In his bestselling books about building schools in Pakistan andAfghanistan, one of the most startling stories tells how he was kidnapped by the Taliban and held hostage in Waziristan, the most dangerous part of Pakistan’s western tribal border area with Afghanistan. A photograph in one book showed him with a dozen tribesmen, some armed, who were supposedly holding him captive.
However, as with much else in the books, Three Cups of Tea and Stones into Schools, the tale is unravelling, following a US television exposé earlier this week.
Mansur Khan Mahsud, who featured in the photograph, said that Mortenson came to his village of Kot Langer Khel, in the Laddah area of South Waziristan, in July 1996. Mahsud, who is the research director of a thinktank in Islamabad that specialises in the tribal area, said that the Taliban did not appear on the Pakistani side of the border until 2002, following the US-led invasion of Afghanistan.
“Greg Mortenson came with a relative of mine and he was a guest of the village. He stayed for about 10 days. He was living in the village, sightseeing, taking photographs. He had a really good time,” said Mahsud, adding that some of the tribesmen carried guns to protect Mortenson.
In Mortenson’s account, his hosts from the Mahsud tribe have been turned into the then better-known Wazir tribe, while the location has morphed to Razmak, North Waziristan.
“It’s lies from A to Z. There’s not one word of truth. If there had been a little exaggeration, that could have been forgiven,” said Mahsud. “The way that he’s portrayed the Mahsuds, as hash-smoking bandits, is wrong. He’s defamed me, my family, my tribe. We are respected people in my area. He’s turned us into kidnappers.”
Mahsud said that he had decided to file a lawsuit against Mortenson and was in contact with a lawyer in the US.

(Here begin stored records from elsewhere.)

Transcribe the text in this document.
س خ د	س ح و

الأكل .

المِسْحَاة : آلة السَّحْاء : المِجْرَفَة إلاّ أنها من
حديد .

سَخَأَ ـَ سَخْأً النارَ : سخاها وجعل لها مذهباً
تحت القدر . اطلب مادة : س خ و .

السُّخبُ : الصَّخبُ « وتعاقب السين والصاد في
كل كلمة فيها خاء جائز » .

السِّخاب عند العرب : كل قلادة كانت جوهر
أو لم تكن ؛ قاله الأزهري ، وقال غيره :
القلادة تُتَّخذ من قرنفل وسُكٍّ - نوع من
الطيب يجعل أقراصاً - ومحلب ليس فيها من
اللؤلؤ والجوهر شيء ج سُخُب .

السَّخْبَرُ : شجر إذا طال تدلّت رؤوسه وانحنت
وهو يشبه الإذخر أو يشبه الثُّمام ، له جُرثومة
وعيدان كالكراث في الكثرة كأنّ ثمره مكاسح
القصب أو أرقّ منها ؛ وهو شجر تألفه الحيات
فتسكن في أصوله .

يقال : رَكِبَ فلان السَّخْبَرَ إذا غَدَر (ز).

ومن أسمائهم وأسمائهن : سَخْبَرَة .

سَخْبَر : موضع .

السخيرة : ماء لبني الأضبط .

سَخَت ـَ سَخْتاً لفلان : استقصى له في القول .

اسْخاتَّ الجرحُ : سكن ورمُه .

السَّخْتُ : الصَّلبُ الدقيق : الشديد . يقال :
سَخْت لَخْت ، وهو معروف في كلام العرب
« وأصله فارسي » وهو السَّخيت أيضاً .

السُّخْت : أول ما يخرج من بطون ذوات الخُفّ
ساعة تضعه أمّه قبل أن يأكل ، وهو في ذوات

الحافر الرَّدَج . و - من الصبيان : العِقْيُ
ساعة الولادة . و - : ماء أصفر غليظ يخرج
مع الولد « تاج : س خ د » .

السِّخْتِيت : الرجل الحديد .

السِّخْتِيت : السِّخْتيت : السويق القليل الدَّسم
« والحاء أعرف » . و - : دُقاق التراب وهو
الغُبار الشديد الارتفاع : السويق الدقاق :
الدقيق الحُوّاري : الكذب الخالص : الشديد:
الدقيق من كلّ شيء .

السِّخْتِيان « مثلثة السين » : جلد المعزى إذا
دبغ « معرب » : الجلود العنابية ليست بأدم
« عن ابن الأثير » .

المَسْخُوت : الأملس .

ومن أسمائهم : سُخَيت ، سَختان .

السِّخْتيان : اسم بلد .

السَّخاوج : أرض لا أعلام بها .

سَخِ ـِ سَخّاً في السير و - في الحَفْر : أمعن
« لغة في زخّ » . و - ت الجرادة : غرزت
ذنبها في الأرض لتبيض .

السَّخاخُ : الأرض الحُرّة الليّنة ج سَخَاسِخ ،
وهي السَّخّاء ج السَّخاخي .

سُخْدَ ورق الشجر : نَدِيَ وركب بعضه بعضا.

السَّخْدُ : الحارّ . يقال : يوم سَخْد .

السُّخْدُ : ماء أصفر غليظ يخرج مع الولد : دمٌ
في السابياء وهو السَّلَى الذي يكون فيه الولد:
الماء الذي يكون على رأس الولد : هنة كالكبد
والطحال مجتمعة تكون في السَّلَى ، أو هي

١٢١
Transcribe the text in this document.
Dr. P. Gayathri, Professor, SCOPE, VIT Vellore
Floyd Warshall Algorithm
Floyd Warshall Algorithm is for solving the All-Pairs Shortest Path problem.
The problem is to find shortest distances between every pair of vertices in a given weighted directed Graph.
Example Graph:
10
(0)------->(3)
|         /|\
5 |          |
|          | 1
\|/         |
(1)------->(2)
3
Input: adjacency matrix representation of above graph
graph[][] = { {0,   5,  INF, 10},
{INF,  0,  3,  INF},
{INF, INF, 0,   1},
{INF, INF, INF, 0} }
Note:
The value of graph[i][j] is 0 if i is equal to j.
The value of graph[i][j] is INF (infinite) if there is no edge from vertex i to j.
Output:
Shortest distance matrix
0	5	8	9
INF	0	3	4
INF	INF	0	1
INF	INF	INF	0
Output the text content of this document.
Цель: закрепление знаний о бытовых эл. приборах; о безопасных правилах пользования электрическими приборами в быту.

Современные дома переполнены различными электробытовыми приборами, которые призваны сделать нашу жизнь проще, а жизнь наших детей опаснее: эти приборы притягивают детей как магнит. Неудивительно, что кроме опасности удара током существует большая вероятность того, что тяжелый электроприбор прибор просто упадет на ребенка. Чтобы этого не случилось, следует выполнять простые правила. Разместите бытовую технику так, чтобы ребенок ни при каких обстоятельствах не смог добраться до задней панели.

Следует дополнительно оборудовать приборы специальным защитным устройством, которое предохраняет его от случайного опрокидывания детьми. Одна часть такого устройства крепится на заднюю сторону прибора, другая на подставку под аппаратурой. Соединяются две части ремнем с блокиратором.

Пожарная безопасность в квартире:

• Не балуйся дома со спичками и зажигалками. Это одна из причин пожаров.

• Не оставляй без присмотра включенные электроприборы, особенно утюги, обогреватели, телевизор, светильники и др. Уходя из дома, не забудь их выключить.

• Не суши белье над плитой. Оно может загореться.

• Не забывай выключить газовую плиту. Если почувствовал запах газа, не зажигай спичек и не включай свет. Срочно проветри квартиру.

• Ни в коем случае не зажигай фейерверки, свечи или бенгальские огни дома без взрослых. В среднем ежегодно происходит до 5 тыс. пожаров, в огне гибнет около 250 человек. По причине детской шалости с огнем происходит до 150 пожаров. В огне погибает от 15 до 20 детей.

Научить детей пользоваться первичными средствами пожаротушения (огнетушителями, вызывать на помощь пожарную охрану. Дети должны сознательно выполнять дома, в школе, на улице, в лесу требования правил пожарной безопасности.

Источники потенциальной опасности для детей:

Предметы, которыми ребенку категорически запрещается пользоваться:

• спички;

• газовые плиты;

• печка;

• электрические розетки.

“I am looking into how to sue him,” said Mahsud, who only found out about the story in the book when he was contacted in February this year by a whistle-blower, Jon Krakauer, who was featured in the US investigative show 60 Minutes on CBS News.
The programme raised serious doubts over how many schools Mortenson had actually built in Pakistan and Afghanistan, and even his original story that he vowed to build his first school, for a Pakistani village, after its inhabitants rescued him when he got lost mountaineering. It also questioned the use of the millions in charitable funds he collects each year for the schools.
Mortenson, whose charity is now under investigation by US authorities, has defended his work, admitting to only “some omissions and compressions”.